Observers Discuss Economic Perspectives Ahead of Peru’s Presidential Election

June 07, 2021

Just four days ahead of Peru’s presidential election, the Santiago Center, along with the Business Alumni Club Peru, the Jerome A. Chazen Institute for Global Business, and the Columbia Latin America Business Association, held a panel to discuss the country’s economic outlook and share thoughts on international perspectives towards the polarized June 6 election between Luis Castillo (of the left leaning Perú Libre party) and Keiko Fujimori (from the right-wing Fuerza Popular).

Marlene Savarain (CBS’04), co-head of the Columbia Business School Alumni Club Peru and chair of the event, started by raising two key questions to panelists Jorge Mariscal, Adjunct Professor at the Columbia School of International and Public Affairs (SIPA); Liliana Rojas-Suárez, Chair of the Latin American Committee on Macroeconomic and Financial Issues (CLAAF); and Luis Oganes, Global Head of Emerging Markets Research for J.P. Morgan: How solid is the Peruvian economy? And how is the country perceived by the rest of the world?
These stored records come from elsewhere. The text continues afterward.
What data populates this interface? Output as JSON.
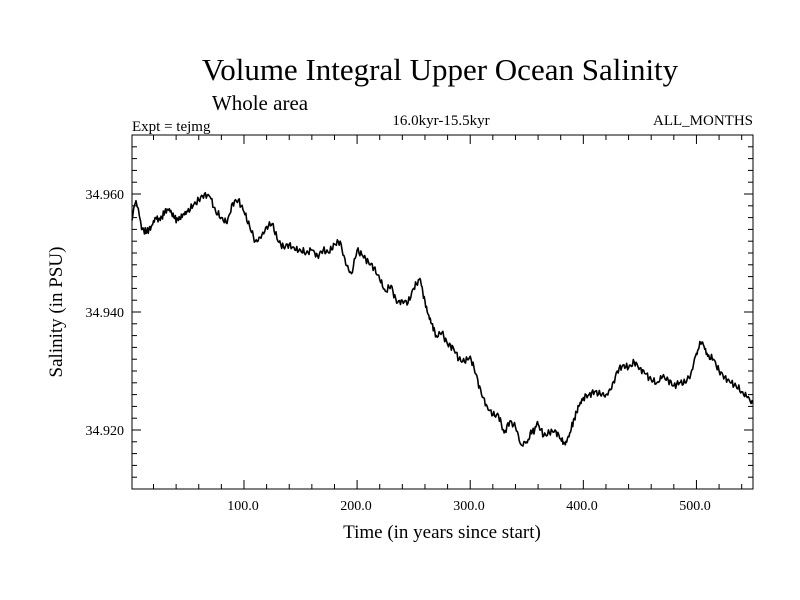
{
  "chart_data": {
    "type": "line",
    "title": "Volume Integral Upper Ocean Salinity",
    "subtitle": "Whole area",
    "experiment": "Expt = tejmg",
    "period": "16.0kyr-15.5kyr",
    "months": "ALL_MONTHS",
    "xlabel": "Time (in years since start)",
    "ylabel": "Salinity (in PSU)",
    "xlim": [
      1,
      550
    ],
    "ylim": [
      34.91,
      34.97
    ],
    "xticks": [
      100,
      200,
      300,
      400,
      500
    ],
    "xtick_labels": [
      "100.0",
      "200.0",
      "300.0",
      "400.0",
      "500.0"
    ],
    "yticks": [
      34.92,
      34.94,
      34.96
    ],
    "ytick_labels": [
      "34.920",
      "34.940",
      "34.960"
    ],
    "series": [
      {
        "name": "Salinity",
        "color": "#000000",
        "x": [
          1,
          4,
          7,
          10,
          14,
          18,
          22,
          26,
          30,
          34,
          38,
          42,
          46,
          50,
          55,
          60,
          65,
          70,
          75,
          80,
          85,
          90,
          95,
          100,
          105,
          110,
          115,
          120,
          125,
          130,
          135,
          140,
          145,
          150,
          155,
          160,
          165,
          170,
          175,
          180,
          185,
          190,
          195,
          200,
          205,
          210,
          215,
          220,
          225,
          230,
          235,
          240,
          245,
          250,
          255,
          258,
          262,
          266,
          270,
          275,
          280,
          285,
          290,
          295,
          300,
          305,
          310,
          315,
          320,
          325,
          330,
          335,
          340,
          345,
          350,
          353,
          357,
          360,
          365,
          370,
          375,
          380,
          384,
          388,
          392,
          396,
          400,
          405,
          410,
          415,
          420,
          425,
          430,
          435,
          440,
          445,
          450,
          455,
          460,
          465,
          470,
          475,
          480,
          485,
          490,
          495,
          500,
          503,
          506,
          510,
          515,
          520,
          525,
          530,
          535,
          540,
          545,
          550
        ],
        "values": [
          34.9555,
          34.9585,
          34.957,
          34.954,
          34.9535,
          34.9545,
          34.956,
          34.9555,
          34.957,
          34.9575,
          34.956,
          34.9555,
          34.9565,
          34.957,
          34.958,
          34.959,
          34.96,
          34.9595,
          34.957,
          34.956,
          34.955,
          34.9585,
          34.959,
          34.957,
          34.9545,
          34.952,
          34.9525,
          34.9545,
          34.955,
          34.952,
          34.951,
          34.9515,
          34.9505,
          34.9505,
          34.95,
          34.9505,
          34.9495,
          34.9505,
          34.95,
          34.9515,
          34.952,
          34.948,
          34.9465,
          34.9505,
          34.9495,
          34.9485,
          34.9475,
          34.9455,
          34.9435,
          34.9445,
          34.9415,
          34.942,
          34.9415,
          34.944,
          34.9455,
          34.9435,
          34.94,
          34.938,
          34.936,
          34.9365,
          34.9345,
          34.934,
          34.932,
          34.9315,
          34.9325,
          34.9295,
          34.926,
          34.924,
          34.9225,
          34.9225,
          34.9195,
          34.9215,
          34.9205,
          34.9175,
          34.918,
          34.9195,
          34.92,
          34.921,
          34.919,
          34.9195,
          34.92,
          34.9185,
          34.9175,
          34.9195,
          34.922,
          34.924,
          34.9255,
          34.926,
          34.9265,
          34.926,
          34.926,
          34.927,
          34.93,
          34.931,
          34.9305,
          34.9315,
          34.9305,
          34.9295,
          34.9285,
          34.928,
          34.929,
          34.9285,
          34.9275,
          34.928,
          34.928,
          34.9295,
          34.933,
          34.935,
          34.9345,
          34.9325,
          34.932,
          34.93,
          34.929,
          34.928,
          34.9275,
          34.9265,
          34.9255,
          34.9245
        ]
      }
    ]
  }
}
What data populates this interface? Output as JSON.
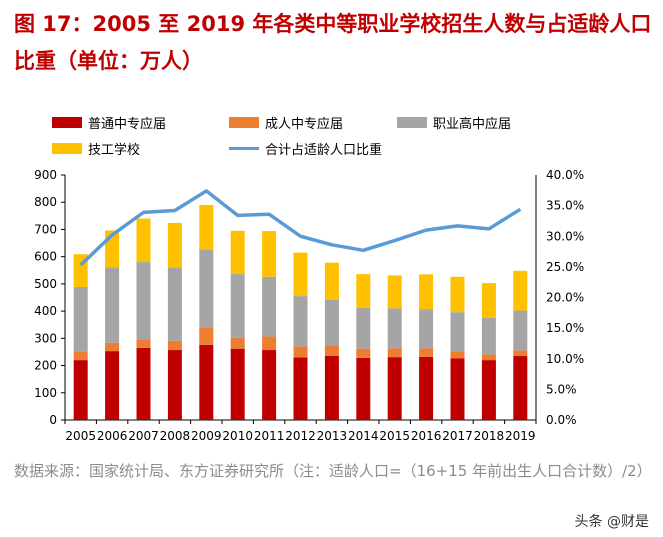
{
  "title": "图 17：2005 至 2019 年各类中等职业学校招生人数与占适龄人口比重（单位：万人）",
  "source": "数据来源：国家统计局、东方证券研究所（注：适龄人口=（16+15 年前出生人口合计数）/2）",
  "watermark": "头条 @财是",
  "chart_data": {
    "type": "bar",
    "stacked": true,
    "categories": [
      "2005",
      "2006",
      "2007",
      "2008",
      "2009",
      "2010",
      "2011",
      "2012",
      "2013",
      "2014",
      "2015",
      "2016",
      "2017",
      "2018",
      "2019"
    ],
    "series": [
      {
        "name": "普通中专应届",
        "color": "#c00000",
        "values": [
          220,
          253,
          265,
          257,
          276,
          262,
          257,
          230,
          236,
          228,
          231,
          232,
          226,
          220,
          235
        ]
      },
      {
        "name": "成人中专应届",
        "color": "#ed7d31",
        "values": [
          31,
          31,
          29,
          34,
          62,
          40,
          50,
          41,
          38,
          34,
          32,
          31,
          27,
          21,
          21
        ]
      },
      {
        "name": "职业高中应届",
        "color": "#a5a5a5",
        "values": [
          238,
          277,
          286,
          270,
          289,
          234,
          219,
          184,
          167,
          150,
          147,
          143,
          143,
          134,
          146
        ]
      },
      {
        "name": "技工学校",
        "color": "#ffc000",
        "values": [
          120,
          135,
          160,
          163,
          163,
          159,
          168,
          160,
          137,
          124,
          121,
          129,
          130,
          128,
          146
        ]
      }
    ],
    "line": {
      "name": "合计占适龄人口比重",
      "color": "#5b9bd5",
      "axis": "right",
      "values": [
        25.3,
        30.2,
        33.9,
        34.2,
        37.4,
        33.4,
        33.6,
        30.0,
        28.6,
        27.7,
        29.3,
        31.0,
        31.7,
        31.2,
        34.4
      ]
    },
    "ylim": [
      0,
      900
    ],
    "yticks": [
      "0",
      "100",
      "200",
      "300",
      "400",
      "500",
      "600",
      "700",
      "800",
      "900"
    ],
    "y2lim": [
      0,
      40
    ],
    "y2ticks": [
      "0.0%",
      "5.0%",
      "10.0%",
      "15.0%",
      "20.0%",
      "25.0%",
      "30.0%",
      "35.0%",
      "40.0%"
    ],
    "legend": "top",
    "grid": false
  }
}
Rojas-Suárez, who is also an adjunct professor at SIPA, stated that since the beginning of the pandemic, Peru has used its fiscal space while maintaining access to international markets, indicating economic solidity, “something that many other emerging countries have been unable to achieve.” She emphasized that with respect to the election “the greatest danger from the economic point of view is losing our macro stability.”

Oganes, on the other hand, referred to Peru’s political instability and to how populist economic measures have undermined the country’s image in international markets, stressing that “Peru still has the benefit of the doubt that the economic decline may be temporary due to the pandemic, but it is at risk because one of the candidates [Castillo] proposes an abrupt change unseen in the last three decades, which generates uncertainty.” Finally, Mariscal stated that the election “can split Peru's electoral history in two and that “The important thing is to send a sign of economic prudence.”

Both economists agreed that regardless of the election result, maintaining the independence of Peru’s Central Bank will be key.